A Swedish-Iraqi national has been charged with gathering information on members of Iran’s Ahvazi Arab exile community and sharing it with security forces. Ahvazi have long had a difficult relationship with Tehran.
Swedish authorities charged a man on Wednesday with spying on Iran’s behalf for several years.
The man, a 46-year-old Swedish-Iraqi national, is suspected of gathering information on members of the Ahvazi Arab exile community for a four-year period between April 2015 and February 2019 when he was arrested.
The Ahvazi are an Arab ethnic minority living in the southwest Iranian province of Khusestan. The minority group faces discrimination and persecution by authorities there, according to Amnesty International. Figures for the number of Ahvazi living in Sweden are not available.
The man was charged with collecting personal information “under cover of representing an Arabic evening paper, having photographed and filmed Ahvazi conference delegates and demonstration participants in Belgium, the Netherlands and Sweden,” prosecutor Hans-Jorgen Hanstrom said in a statement.
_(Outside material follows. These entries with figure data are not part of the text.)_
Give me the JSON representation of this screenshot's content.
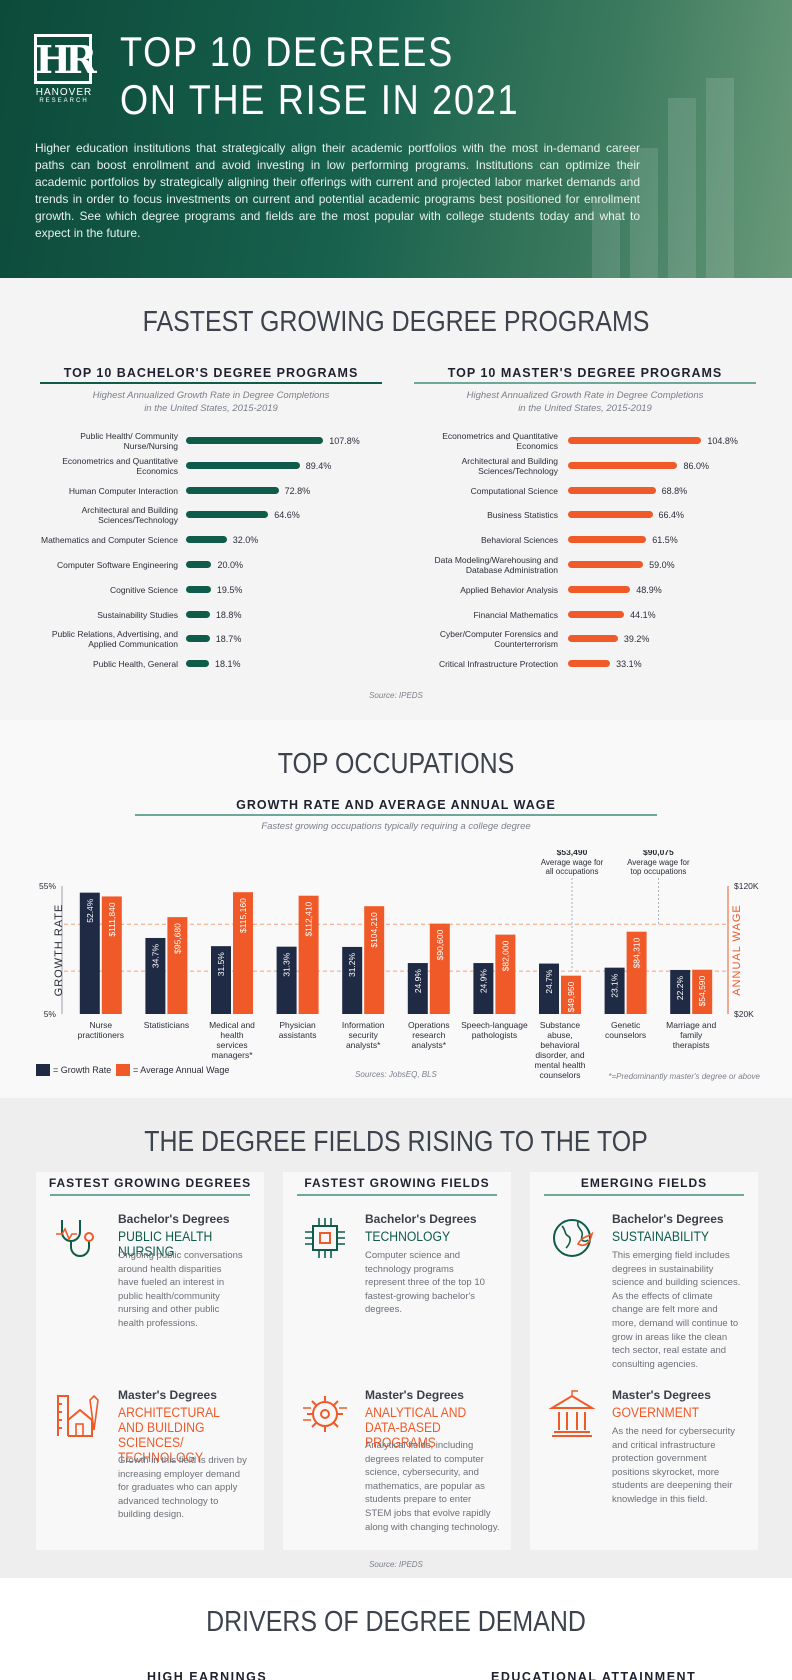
{
  "header": {
    "logo_initials": "HR",
    "logo_name": "HANOVER",
    "logo_sub": "RESEARCH",
    "title_line1": "TOP 10 DEGREES",
    "title_line2": "ON THE RISE IN 2021",
    "intro": "Higher education institutions that strategically align their academic portfolios with the most in-demand career paths can boost enrollment and avoid investing in low performing programs. Institutions can optimize their academic portfolios by strategically aligning their offerings with current and projected labor market demands and trends in order to focus investments on current and potential academic programs best positioned for enrollment growth. See which degree programs and fields are the most popular with college students today and what to expect in the future."
  },
  "section1": {
    "title": "FASTEST GROWING DEGREE PROGRAMS",
    "source": "Source: IPEDS"
  },
  "section2": {
    "title": "TOP OCCUPATIONS",
    "subtitle": "GROWTH RATE AND AVERAGE ANNUAL WAGE",
    "note": "Fastest growing occupations typically requiring a college degree",
    "source": "Sources: JobsEQ, BLS",
    "footnote": "*=Predominantly master's degree or above",
    "legend_growth": "= Growth Rate",
    "legend_wage": "= Average Annual Wage",
    "ref_all_value": "$53,490",
    "ref_all_label1": "Average wage for",
    "ref_all_label2": "all occupations",
    "ref_top_value": "$90,075",
    "ref_top_label1": "Average wage for",
    "ref_top_label2": "top occupations"
  },
  "section3": {
    "title": "THE DEGREE FIELDS RISING TO THE TOP",
    "source": "Source: IPEDS",
    "columns": [
      {
        "title": "FASTEST GROWING DEGREES",
        "items": [
          {
            "degree": "Bachelor's Degrees",
            "field": "PUBLIC HEALTH NURSING",
            "desc": "Ongoing public conversations around health disparities have fueled an interest in public health/community nursing and other public health professions."
          },
          {
            "degree": "Master's Degrees",
            "field": "ARCHITECTURAL AND BUILDING SCIENCES/ TECHNOLOGY",
            "desc": "Growth in this field is driven by increasing employer demand for graduates who can apply advanced technology to building design."
          }
        ]
      },
      {
        "title": "FASTEST GROWING FIELDS",
        "items": [
          {
            "degree": "Bachelor's Degrees",
            "field": "TECHNOLOGY",
            "desc": "Computer science and technology programs represent three of the top 10 fastest-growing bachelor's degrees."
          },
          {
            "degree": "Master's Degrees",
            "field": "ANALYTICAL AND DATA-BASED PROGRAMS",
            "desc": "Analytical fields, including degrees related to computer science, cybersecurity, and mathematics, are popular as students prepare to enter STEM jobs that evolve rapidly along with changing technology."
          }
        ]
      },
      {
        "title": "EMERGING FIELDS",
        "items": [
          {
            "degree": "Bachelor's Degrees",
            "field": "SUSTAINABILITY",
            "desc": "This emerging field includes degrees in sustainability science and building sciences. As the effects of climate change are felt more and more, demand will continue to grow in areas like the clean tech sector, real estate and consulting agencies."
          },
          {
            "degree": "Master's Degrees",
            "field": "GOVERNMENT",
            "desc": "As the need for cybersecurity and critical infrastructure protection government positions skyrocket, more students are deepening their knowledge in this field."
          }
        ]
      }
    ]
  },
  "section4": {
    "title": "DRIVERS OF DEGREE DEMAND",
    "sub_left": "HIGH EARNINGS",
    "sub_right": "EDUCATIONAL ATTAINMENT"
  },
  "colors": {
    "green": "#0e5c49",
    "orange": "#f05a28",
    "navy": "#1f2a44",
    "teal_line": "#6fa89b"
  },
  "chart_data": [
    {
      "type": "bar",
      "orientation": "horizontal",
      "title": "TOP 10 BACHELOR'S DEGREE PROGRAMS",
      "subtitle": "Highest Annualized Growth Rate in Degree Completions in the United States, 2015-2019",
      "categories": [
        "Public Health/ Community Nurse/Nursing",
        "Econometrics and Quantitative Economics",
        "Human Computer Interaction",
        "Architectural and Building Sciences/Technology",
        "Mathematics and Computer Science",
        "Computer Software Engineering",
        "Cognitive Science",
        "Sustainability Studies",
        "Public Relations, Advertising, and Applied Communication",
        "Public Health, General"
      ],
      "values": [
        107.8,
        89.4,
        72.8,
        64.6,
        32.0,
        20.0,
        19.5,
        18.8,
        18.7,
        18.1
      ],
      "value_labels": [
        "107.8%",
        "89.4%",
        "72.8%",
        "64.6%",
        "32.0%",
        "20.0%",
        "19.5%",
        "18.8%",
        "18.7%",
        "18.1%"
      ],
      "color": "#0e5c49"
    },
    {
      "type": "bar",
      "orientation": "horizontal",
      "title": "TOP 10 MASTER'S DEGREE PROGRAMS",
      "subtitle": "Highest Annualized Growth Rate in Degree Completions in the United States, 2015-2019",
      "categories": [
        "Econometrics and Quantitative Economics",
        "Architectural and Building Sciences/Technology",
        "Computational Science",
        "Business Statistics",
        "Behavioral Sciences",
        "Data Modeling/Warehousing and Database Administration",
        "Applied Behavior Analysis",
        "Financial Mathematics",
        "Cyber/Computer Forensics and Counterterrorism",
        "Critical Infrastructure Protection"
      ],
      "values": [
        104.8,
        86.0,
        68.8,
        66.4,
        61.5,
        59.0,
        48.9,
        44.1,
        39.2,
        33.1
      ],
      "value_labels": [
        "104.8%",
        "86.0%",
        "68.8%",
        "66.4%",
        "61.5%",
        "59.0%",
        "48.9%",
        "44.1%",
        "39.2%",
        "33.1%"
      ],
      "color": "#f05a28"
    },
    {
      "type": "bar",
      "title": "GROWTH RATE AND AVERAGE ANNUAL WAGE",
      "ylabel": "GROWTH RATE",
      "ylabel_right": "ANNUAL WAGE",
      "ylim": [
        5,
        55
      ],
      "ylim_right": [
        20000,
        120000
      ],
      "y_ticks": [
        "55%",
        "5%"
      ],
      "y_ticks_right": [
        "$120K",
        "$20K"
      ],
      "categories": [
        "Nurse practitioners",
        "Statisticians",
        "Medical and health services managers*",
        "Physician assistants",
        "Information security analysts*",
        "Operations research analysts*",
        "Speech-language pathologists",
        "Substance abuse, behavioral disorder, and mental health counselors",
        "Genetic counselors",
        "Marriage and family therapists"
      ],
      "series": [
        {
          "name": "Growth Rate",
          "values": [
            52.4,
            34.7,
            31.5,
            31.3,
            31.2,
            24.9,
            24.9,
            24.7,
            23.1,
            22.2
          ],
          "labels": [
            "52.4%",
            "34.7%",
            "31.5%",
            "31.3%",
            "31.2%",
            "24.9%",
            "24.9%",
            "24.7%",
            "23.1%",
            "22.2%"
          ],
          "color": "#1f2a44"
        },
        {
          "name": "Average Annual Wage",
          "values": [
            111840,
            95680,
            115160,
            112410,
            104210,
            90600,
            82000,
            49950,
            84310,
            54590
          ],
          "labels": [
            "$111,840",
            "$95,680",
            "$115,160",
            "$112,410",
            "$104,210",
            "$90,600",
            "$82,000",
            "$49,950",
            "$84,310",
            "$54,590"
          ],
          "color": "#f05a28"
        }
      ],
      "reference_lines": [
        {
          "value": 90075,
          "label": "Average wage for top occupations"
        },
        {
          "value": 53490,
          "label": "Average wage for all occupations"
        }
      ]
    }
  ]
}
Information gathering activities the man conducted included infiltrating online forums where he found phone numbers and addresses, taking photos of license plates, and gleaning internet log-in details of members of the Ahvazi community.
He allegedly compiled this information and shared it with Iranian security forces in Tehran or online, said the Swedish prosecutor.
The suspect, who has been in pre-trial detention since March 1, has denied the charges.
Unrest in the Iranian province of Khusestan goes back at least 100 years, when a local leader rebelled against Reza Shah Pahlavi’s rule.
The Ahvaz National Resistance, an Iranian ethnic Arab movement for the secession of oil-rich Khusestan from Iran, claimed responsibility for an attack in the region’s capital Ahvaz that killed 25, leading Iran to arrest hundreds of Ahvazi Arabs.
In January of this year, the EU froze the assets of an Iranian intelligence unit after the Netherlands accused Iran of two killings there, and joined France and Denmark in alleging that Tehran plotted other attacks across Europe.